Branchburg, New Jersey resident Holloway has pled guilty to violating the Food, Drug and Cosmetic Act by marketing the drug Bextra for uses and dosages that were not approved by the Food and Drug Administration. She now faces up to six months in prison and a fine of up to $100,000.
According to federal prosecutors, Holloway made particularly blatant efforts to promote Bextra using deceptive techniques, even towards her own sales team. She requested that her sales reps not be told about the FDA’s refusal to approve Bextra for certain types of post-surgery pain, and encouraged them to promote the drug for these uses. She fabricated safety claims as well as clinical showing that Bextra was safer than Vioxx.
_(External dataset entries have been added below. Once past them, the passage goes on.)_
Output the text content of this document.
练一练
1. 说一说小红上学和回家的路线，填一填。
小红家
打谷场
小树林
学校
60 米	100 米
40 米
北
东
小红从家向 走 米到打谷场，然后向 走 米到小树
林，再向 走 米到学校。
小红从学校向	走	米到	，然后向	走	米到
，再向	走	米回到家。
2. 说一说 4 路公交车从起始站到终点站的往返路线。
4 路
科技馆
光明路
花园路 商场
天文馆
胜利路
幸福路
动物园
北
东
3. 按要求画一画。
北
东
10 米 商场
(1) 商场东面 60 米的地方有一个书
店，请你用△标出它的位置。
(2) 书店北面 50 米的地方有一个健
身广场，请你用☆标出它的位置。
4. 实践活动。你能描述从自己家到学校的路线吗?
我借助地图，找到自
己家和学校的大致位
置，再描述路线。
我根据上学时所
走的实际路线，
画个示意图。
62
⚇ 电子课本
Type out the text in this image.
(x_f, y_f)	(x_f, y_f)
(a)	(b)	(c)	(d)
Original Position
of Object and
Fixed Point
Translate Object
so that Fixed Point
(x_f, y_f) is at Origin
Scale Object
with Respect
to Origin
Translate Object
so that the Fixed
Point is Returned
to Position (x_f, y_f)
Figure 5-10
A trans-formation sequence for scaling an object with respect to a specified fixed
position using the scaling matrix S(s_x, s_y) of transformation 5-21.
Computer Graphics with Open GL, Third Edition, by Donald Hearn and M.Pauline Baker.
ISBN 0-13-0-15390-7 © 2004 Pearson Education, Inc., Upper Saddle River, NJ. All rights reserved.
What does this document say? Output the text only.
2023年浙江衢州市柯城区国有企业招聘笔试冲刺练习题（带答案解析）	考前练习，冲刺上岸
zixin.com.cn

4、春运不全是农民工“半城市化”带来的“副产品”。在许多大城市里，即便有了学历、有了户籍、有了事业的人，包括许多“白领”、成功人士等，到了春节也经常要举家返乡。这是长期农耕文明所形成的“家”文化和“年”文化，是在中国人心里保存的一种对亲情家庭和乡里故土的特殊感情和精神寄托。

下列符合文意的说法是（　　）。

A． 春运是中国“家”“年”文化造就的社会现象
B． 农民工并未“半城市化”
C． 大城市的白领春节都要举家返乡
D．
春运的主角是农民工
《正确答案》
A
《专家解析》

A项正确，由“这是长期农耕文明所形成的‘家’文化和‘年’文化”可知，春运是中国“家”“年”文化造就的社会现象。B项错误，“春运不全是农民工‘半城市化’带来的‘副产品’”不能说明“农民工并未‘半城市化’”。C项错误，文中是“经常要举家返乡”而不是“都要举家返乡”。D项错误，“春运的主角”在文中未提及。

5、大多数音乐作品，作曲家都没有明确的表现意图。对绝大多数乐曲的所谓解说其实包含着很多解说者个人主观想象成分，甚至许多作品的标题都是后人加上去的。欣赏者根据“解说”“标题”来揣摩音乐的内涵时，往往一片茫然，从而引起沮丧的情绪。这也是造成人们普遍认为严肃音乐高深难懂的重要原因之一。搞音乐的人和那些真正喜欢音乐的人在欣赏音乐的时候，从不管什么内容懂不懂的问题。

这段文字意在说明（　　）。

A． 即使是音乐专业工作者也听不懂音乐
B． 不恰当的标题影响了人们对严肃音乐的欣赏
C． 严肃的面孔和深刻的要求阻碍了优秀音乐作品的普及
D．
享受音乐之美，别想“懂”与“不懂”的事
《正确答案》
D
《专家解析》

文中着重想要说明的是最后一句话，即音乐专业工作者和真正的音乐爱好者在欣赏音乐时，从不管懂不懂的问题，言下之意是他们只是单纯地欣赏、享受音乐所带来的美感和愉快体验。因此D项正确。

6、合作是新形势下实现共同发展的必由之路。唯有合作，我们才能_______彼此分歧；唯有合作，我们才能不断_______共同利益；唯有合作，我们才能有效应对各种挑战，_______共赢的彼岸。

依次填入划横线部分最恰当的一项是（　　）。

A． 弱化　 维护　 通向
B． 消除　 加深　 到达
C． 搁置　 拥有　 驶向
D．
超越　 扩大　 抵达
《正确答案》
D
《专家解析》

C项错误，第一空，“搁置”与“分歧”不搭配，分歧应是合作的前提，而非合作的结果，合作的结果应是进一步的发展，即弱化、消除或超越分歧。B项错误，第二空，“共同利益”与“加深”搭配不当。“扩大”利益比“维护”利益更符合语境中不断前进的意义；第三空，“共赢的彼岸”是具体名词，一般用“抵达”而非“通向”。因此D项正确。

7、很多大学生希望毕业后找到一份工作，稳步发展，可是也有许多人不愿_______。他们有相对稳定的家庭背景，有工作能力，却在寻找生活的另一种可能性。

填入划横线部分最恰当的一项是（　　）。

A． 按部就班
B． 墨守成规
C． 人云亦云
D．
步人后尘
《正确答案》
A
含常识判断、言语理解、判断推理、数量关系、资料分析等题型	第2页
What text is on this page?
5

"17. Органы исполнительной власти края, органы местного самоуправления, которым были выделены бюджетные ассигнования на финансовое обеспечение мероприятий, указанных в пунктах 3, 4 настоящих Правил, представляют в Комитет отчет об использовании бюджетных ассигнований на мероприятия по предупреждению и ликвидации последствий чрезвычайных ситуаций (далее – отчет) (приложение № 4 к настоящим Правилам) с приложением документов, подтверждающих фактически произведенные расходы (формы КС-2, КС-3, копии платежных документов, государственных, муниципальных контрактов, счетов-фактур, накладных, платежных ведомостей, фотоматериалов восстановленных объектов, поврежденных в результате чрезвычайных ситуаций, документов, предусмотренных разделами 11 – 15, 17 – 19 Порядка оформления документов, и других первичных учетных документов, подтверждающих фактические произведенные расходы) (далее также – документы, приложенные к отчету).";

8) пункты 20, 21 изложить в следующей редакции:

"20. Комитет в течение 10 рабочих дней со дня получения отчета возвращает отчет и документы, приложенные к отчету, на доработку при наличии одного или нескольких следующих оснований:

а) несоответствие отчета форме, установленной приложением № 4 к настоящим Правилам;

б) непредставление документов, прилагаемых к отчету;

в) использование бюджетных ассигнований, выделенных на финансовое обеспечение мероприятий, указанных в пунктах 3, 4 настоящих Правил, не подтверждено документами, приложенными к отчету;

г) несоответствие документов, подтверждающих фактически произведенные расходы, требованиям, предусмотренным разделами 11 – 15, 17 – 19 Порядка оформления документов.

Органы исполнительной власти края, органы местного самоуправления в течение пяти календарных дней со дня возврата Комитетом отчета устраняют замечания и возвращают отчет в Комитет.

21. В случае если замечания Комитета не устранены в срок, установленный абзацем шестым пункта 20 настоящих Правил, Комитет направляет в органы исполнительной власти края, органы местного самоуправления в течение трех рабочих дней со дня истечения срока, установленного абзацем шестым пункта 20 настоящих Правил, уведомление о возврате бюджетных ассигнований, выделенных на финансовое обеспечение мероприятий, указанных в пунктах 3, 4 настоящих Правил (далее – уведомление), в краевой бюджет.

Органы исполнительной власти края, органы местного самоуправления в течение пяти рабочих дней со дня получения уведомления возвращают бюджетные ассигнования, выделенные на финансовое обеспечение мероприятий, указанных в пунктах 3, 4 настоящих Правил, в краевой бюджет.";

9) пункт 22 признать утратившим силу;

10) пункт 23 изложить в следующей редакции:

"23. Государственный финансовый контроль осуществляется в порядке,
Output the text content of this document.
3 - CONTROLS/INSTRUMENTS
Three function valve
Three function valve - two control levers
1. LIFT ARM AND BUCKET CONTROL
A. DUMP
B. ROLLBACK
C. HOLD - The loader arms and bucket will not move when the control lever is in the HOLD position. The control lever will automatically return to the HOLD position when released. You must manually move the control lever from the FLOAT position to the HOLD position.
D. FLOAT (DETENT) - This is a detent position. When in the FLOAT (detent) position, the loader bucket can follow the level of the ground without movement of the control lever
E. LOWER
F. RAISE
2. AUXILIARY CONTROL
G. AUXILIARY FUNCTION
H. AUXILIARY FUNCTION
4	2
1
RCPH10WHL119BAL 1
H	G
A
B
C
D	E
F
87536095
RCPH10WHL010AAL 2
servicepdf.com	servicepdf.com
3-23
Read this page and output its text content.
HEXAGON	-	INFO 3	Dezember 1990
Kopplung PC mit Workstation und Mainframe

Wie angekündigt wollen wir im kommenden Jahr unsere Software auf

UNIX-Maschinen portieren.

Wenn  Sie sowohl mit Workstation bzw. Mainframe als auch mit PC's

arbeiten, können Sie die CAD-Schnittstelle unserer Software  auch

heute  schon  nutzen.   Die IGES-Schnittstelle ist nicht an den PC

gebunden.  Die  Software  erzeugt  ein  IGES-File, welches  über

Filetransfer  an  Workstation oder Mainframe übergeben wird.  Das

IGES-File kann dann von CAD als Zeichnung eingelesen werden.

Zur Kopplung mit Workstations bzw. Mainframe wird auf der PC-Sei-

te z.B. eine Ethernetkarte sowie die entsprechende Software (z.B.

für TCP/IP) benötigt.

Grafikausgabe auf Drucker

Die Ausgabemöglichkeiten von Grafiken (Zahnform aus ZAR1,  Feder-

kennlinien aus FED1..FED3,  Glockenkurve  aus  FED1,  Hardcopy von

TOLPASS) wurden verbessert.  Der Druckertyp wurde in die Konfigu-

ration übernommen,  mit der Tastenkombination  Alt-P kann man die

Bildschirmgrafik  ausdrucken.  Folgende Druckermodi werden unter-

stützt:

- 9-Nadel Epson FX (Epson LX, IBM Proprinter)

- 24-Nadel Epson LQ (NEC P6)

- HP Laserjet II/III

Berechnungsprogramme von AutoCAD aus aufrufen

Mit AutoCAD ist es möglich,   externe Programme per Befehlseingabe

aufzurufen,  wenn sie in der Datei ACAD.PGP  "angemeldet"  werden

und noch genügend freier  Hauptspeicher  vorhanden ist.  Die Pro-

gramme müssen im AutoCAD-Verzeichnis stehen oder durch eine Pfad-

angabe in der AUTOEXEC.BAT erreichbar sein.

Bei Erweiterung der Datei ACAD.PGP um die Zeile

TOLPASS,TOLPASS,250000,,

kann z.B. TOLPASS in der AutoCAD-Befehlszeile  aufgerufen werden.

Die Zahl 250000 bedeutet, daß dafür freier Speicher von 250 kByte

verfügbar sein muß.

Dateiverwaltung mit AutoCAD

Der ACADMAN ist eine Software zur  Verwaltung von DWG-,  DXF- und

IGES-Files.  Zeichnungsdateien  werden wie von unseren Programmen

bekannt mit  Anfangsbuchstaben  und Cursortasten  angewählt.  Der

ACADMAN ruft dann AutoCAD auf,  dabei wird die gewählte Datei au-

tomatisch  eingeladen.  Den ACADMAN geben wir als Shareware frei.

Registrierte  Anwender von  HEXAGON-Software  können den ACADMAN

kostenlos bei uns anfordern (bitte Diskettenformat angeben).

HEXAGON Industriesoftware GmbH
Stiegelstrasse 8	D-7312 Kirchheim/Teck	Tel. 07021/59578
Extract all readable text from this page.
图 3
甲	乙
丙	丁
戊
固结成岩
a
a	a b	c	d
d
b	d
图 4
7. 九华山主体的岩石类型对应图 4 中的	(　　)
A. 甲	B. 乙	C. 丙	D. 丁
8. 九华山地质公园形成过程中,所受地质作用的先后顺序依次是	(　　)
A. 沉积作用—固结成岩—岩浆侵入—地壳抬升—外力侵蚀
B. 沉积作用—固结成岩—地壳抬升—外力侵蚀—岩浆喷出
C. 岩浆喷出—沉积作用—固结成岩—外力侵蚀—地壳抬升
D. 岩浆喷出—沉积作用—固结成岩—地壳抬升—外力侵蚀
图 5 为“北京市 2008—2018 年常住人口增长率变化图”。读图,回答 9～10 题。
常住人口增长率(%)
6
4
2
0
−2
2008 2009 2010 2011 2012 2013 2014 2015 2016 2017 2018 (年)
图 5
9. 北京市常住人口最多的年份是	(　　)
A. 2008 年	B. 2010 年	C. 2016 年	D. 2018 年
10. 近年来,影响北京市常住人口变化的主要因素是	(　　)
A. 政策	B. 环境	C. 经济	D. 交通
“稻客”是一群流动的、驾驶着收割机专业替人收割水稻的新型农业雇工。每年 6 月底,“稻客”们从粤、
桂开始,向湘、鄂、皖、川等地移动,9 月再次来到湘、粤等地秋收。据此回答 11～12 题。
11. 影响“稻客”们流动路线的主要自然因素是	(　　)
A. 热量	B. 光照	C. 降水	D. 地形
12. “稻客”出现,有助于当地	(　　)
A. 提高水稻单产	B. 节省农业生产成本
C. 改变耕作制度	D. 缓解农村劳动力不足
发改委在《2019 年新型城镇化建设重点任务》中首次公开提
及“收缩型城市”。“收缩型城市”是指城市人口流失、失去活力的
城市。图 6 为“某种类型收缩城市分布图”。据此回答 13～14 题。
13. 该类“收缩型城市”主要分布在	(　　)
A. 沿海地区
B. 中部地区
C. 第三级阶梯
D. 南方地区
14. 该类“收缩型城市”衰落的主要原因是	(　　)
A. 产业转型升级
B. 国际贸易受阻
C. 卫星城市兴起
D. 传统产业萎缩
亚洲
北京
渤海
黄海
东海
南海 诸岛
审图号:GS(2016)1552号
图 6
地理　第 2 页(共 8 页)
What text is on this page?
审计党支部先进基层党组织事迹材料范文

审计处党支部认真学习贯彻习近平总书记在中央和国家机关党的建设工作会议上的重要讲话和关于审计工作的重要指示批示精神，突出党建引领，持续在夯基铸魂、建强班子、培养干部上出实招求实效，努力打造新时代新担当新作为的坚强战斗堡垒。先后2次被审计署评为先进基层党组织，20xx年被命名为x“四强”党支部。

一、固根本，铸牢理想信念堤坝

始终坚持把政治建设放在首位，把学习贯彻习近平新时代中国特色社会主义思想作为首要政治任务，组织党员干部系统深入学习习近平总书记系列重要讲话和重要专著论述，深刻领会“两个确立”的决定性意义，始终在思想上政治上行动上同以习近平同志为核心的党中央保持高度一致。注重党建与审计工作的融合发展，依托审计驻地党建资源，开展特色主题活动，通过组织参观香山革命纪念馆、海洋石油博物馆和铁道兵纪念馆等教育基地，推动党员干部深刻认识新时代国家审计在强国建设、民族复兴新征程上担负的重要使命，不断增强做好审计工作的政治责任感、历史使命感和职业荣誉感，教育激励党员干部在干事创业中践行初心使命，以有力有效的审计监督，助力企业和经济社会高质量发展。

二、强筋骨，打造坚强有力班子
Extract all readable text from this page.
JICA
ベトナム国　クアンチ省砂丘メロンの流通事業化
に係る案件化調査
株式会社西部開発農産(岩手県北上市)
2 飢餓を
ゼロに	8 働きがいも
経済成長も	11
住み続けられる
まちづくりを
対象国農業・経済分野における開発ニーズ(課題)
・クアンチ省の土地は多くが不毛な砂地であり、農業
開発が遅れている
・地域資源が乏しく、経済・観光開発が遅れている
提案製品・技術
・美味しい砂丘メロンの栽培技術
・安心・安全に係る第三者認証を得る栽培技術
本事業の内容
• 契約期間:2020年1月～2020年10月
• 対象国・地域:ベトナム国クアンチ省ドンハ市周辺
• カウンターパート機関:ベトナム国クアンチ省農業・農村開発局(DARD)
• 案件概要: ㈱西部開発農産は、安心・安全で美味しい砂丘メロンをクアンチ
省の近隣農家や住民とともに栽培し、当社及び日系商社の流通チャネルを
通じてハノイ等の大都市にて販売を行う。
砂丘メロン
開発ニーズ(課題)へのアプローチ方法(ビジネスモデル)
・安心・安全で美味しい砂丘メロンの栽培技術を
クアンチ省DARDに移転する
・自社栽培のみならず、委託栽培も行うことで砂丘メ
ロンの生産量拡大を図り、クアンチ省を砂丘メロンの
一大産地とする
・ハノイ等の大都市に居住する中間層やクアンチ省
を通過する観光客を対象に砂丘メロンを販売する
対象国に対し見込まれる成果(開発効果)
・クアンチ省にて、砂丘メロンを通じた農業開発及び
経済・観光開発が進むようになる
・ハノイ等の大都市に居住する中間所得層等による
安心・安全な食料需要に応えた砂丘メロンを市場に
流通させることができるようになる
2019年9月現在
Her team went so far as to concoct a completely fake protocol for the use of Bextra to treat OB/GYN surgery pain (at unapproved doses nonetheless), despite its failure to gain approval for this use.
Holloway instructed her sales team to claim that Bextra could be used before, during and after surgery to reduce the risk of Deep Vein Thrombosis or “DTVs,” a form of life-threatening blood clots that can form during or after surgery, even though she knew there were no studies of Bextra showing that it was safe or effective for this use.
She also instructed her sales force to send out unsolicited medical letters to Vioxx loyalists as if they had asked Pfizer a medical question. -Jim Edwards, BNet.
The charges against Holloway appear to be related to those filed against ex-Pfizer executive Thomas Farina, who also pled guilty to off-label Bextra marketing last March.
Strangely, the federal documents don’t make a single mention of drug company Pfizer by name. Federal documents refer to her company only as “Pharmco.” Former Pfizer Marketing VP Peter Rost speculates that Pfizer negotiated a deal in its recent $2.3 billion settlement with the federal government to keep their name out of the Holloway scandal. Holloway shows up as a Pfizer employee on LinkedIn as well as Cafe Pharma.
BNET noted that Pfizer only revealed the settlement on the same day it acquired Wyeth; thus eclipsing the scandal. Further, Pfizer kept the settlement contingency out of its investor relations press releases even though they were included in its disclosures to the SEC. –BNet
The news from the drug companies just keeps getting worse…and weirder. My money is on the economy bottoming out first.